"spir" <denis.s...@gmail.com> wrote in message 
news:mailman.3141.1301915290.4748.digitalmar...@puremagic.com...
> On 04/04/2011 07:26 AM, Nick Sabalausky wrote:
>> As far as LDC2, LLVM's uselessness on windows is a bit of a showstopper 
>> for
>> many people. And the LLVM project doesn't appear to be interested in 
>> doing
>> much about it. (Note I didn't say they *aren't* interested in getting it
>> working. That's not something I could even pretend to know. I'm just 
>> saying
>> that, at the very least, it *looks* like they don't care. And, for better 
>> or
>> worse, perception does count for a lot.)
>
> Yop, too bad.

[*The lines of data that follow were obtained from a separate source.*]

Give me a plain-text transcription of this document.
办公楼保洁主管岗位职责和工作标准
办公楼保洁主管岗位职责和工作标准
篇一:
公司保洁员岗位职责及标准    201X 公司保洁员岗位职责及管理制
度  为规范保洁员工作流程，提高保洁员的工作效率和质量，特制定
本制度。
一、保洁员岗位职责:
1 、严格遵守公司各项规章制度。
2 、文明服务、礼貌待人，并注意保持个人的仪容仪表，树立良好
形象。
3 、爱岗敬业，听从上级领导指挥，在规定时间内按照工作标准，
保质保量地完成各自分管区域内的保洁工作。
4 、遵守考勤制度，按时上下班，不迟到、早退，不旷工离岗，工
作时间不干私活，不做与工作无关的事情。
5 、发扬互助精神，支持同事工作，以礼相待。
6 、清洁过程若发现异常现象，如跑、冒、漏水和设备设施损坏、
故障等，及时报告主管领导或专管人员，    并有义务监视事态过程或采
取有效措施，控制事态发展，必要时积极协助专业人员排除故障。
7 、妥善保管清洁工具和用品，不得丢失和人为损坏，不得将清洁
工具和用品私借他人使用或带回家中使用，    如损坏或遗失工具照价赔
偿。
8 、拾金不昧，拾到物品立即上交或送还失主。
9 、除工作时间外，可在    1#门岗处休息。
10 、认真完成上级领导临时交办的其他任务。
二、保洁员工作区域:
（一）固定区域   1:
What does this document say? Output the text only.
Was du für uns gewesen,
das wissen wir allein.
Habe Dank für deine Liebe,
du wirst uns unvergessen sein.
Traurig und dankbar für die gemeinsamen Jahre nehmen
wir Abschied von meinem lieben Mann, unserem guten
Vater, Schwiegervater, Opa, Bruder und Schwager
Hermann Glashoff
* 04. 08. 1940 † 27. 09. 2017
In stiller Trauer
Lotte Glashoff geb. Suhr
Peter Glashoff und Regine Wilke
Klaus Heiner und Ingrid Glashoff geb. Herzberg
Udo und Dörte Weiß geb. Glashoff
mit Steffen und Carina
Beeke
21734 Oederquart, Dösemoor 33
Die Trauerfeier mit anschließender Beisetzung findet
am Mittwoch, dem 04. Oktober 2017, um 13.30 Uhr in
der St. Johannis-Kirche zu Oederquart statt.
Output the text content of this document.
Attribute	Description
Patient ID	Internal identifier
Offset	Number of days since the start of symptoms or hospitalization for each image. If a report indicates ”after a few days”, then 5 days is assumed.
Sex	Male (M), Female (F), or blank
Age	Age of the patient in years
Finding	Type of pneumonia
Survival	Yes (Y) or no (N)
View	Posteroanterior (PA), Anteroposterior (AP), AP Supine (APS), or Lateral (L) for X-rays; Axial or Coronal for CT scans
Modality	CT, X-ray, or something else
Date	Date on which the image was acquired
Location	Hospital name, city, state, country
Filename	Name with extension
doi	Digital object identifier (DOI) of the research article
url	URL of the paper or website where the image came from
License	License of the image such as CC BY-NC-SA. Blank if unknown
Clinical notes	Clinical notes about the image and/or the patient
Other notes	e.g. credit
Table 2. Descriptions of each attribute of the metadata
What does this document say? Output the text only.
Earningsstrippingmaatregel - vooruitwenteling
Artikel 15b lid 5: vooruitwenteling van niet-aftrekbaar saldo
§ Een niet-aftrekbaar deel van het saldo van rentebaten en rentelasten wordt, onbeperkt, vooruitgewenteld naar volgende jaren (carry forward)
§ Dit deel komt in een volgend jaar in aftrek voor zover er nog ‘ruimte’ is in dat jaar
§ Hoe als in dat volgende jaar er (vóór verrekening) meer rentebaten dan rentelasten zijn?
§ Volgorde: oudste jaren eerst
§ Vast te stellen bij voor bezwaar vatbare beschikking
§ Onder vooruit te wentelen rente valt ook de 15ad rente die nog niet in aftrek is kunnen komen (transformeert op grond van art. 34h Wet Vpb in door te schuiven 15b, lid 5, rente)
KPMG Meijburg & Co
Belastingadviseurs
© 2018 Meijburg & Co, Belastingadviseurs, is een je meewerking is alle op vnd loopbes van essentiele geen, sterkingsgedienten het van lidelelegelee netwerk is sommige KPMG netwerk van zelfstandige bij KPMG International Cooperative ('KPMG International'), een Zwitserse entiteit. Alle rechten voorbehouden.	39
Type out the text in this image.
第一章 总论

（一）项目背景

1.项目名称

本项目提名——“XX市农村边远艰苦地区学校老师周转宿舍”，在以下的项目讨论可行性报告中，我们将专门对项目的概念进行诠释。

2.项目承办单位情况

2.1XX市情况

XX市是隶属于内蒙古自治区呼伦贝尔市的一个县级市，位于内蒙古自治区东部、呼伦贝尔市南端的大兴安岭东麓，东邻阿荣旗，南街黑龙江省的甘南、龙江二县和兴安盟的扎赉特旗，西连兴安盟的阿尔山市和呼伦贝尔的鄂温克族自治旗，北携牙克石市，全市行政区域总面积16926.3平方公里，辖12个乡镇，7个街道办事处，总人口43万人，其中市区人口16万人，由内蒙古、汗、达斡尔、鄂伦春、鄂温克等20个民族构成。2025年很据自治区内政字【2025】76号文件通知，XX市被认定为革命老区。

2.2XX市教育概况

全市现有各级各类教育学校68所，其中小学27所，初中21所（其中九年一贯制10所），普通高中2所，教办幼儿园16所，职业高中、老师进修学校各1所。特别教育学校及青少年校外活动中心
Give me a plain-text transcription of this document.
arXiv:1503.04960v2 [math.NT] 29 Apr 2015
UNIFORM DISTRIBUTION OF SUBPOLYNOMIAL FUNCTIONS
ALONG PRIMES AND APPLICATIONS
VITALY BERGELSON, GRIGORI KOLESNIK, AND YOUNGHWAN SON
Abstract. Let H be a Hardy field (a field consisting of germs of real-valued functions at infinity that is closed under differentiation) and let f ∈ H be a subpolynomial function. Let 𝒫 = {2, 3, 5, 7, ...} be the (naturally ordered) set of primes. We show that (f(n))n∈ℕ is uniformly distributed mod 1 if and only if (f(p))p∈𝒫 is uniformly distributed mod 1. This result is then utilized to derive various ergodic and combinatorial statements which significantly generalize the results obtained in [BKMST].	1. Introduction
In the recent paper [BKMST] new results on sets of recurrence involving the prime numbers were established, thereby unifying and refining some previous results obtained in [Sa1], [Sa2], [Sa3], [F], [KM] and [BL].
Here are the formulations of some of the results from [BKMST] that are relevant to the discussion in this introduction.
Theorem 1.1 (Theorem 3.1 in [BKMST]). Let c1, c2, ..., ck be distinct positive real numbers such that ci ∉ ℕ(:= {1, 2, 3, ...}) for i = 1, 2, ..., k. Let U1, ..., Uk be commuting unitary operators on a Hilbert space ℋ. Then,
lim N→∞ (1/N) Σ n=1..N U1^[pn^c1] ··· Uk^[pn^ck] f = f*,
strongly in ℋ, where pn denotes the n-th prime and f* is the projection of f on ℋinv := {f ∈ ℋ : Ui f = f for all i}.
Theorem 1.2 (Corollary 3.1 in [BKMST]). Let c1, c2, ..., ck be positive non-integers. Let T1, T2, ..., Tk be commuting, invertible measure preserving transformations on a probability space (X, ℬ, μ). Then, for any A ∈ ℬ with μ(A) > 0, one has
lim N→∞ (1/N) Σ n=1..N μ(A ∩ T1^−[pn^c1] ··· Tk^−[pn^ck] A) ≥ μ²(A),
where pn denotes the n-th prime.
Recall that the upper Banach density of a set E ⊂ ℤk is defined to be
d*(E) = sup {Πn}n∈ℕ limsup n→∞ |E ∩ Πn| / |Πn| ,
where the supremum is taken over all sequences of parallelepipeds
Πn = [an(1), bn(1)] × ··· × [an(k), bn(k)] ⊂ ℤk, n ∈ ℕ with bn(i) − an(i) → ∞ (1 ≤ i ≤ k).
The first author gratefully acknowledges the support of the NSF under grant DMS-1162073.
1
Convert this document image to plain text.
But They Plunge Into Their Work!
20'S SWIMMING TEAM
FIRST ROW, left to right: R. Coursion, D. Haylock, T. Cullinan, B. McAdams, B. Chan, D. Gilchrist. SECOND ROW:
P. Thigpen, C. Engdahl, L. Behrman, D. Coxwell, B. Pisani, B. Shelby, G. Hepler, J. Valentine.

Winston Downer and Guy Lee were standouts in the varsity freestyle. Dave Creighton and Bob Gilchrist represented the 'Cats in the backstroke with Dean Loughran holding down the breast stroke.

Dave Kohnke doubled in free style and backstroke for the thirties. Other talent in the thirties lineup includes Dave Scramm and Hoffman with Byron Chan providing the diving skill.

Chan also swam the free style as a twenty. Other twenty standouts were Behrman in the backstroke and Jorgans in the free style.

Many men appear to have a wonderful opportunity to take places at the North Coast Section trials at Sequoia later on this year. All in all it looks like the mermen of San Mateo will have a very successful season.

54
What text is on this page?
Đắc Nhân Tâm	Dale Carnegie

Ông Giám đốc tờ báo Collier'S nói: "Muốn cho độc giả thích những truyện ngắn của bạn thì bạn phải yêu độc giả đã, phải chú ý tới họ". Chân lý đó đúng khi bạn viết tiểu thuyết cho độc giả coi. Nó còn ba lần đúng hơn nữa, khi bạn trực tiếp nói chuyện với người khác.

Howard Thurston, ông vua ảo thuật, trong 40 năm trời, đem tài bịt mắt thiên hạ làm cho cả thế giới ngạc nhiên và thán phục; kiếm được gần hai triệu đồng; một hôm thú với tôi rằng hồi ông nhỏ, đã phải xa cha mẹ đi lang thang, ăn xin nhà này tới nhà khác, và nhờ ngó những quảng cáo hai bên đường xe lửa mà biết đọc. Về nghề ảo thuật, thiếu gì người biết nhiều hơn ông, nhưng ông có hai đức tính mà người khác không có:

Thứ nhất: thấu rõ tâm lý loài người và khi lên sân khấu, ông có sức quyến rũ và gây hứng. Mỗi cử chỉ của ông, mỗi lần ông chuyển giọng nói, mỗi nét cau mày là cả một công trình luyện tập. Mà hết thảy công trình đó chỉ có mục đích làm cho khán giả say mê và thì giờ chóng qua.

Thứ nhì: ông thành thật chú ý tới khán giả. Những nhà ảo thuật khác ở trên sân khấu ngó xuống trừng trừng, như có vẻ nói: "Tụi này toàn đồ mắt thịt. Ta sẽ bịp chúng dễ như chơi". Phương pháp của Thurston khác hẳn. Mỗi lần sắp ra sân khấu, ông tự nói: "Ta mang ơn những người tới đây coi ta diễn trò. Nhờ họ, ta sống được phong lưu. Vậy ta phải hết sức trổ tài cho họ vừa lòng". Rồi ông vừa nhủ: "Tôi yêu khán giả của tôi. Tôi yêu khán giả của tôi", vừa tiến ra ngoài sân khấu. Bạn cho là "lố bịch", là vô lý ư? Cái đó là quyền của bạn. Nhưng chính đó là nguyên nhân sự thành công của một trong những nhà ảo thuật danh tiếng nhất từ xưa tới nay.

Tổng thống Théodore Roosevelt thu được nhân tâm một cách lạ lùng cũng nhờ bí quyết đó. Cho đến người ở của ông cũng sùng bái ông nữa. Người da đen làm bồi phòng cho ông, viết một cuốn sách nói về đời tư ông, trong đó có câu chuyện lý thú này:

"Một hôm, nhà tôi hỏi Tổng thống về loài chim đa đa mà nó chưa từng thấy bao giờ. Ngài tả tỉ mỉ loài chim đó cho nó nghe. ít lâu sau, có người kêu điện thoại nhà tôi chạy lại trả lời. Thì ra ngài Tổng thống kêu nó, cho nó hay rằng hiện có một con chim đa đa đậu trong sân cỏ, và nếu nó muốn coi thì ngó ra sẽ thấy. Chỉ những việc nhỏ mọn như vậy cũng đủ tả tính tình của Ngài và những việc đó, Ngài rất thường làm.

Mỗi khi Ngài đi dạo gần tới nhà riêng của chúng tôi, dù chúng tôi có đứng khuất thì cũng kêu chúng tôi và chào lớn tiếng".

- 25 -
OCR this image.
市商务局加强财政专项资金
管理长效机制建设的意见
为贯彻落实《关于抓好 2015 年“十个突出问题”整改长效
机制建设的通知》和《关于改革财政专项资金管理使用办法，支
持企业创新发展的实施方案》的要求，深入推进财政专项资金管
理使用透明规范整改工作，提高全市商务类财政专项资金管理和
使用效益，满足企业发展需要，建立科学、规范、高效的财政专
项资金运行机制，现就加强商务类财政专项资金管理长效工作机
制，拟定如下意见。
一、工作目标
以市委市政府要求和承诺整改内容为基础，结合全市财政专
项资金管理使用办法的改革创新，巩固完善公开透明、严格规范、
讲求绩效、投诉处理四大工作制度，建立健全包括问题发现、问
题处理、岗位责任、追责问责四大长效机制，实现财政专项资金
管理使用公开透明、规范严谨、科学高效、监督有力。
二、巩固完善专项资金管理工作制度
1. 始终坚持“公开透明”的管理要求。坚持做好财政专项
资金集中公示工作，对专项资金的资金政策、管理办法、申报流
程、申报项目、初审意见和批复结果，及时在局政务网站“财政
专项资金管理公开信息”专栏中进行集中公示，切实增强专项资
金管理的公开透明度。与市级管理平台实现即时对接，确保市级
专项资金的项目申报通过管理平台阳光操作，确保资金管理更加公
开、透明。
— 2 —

Else, LLVM could be the one target of choice for many PL's 
> "reference" implementation. I'd like to know rationales.
>

AIUI, the standard explanation is that exception support on Windows requires 
SEH which is covered by a patent owned by Borland/Microsoft. But I have a 
hard time buying that explanation because non-MS compilers like GCC and DMC 
support exceptions on windows just fine - so why not LLVM, too?

I hate to make accusations of impropriety without proper evidence, but Apple 
is known to be a major backer of LLVM. Obviously that doesn't prove anything 
at all, but it wouldn't surprise me if that at least had *something* to do 
with it (although specifically *what*, I could only speculate).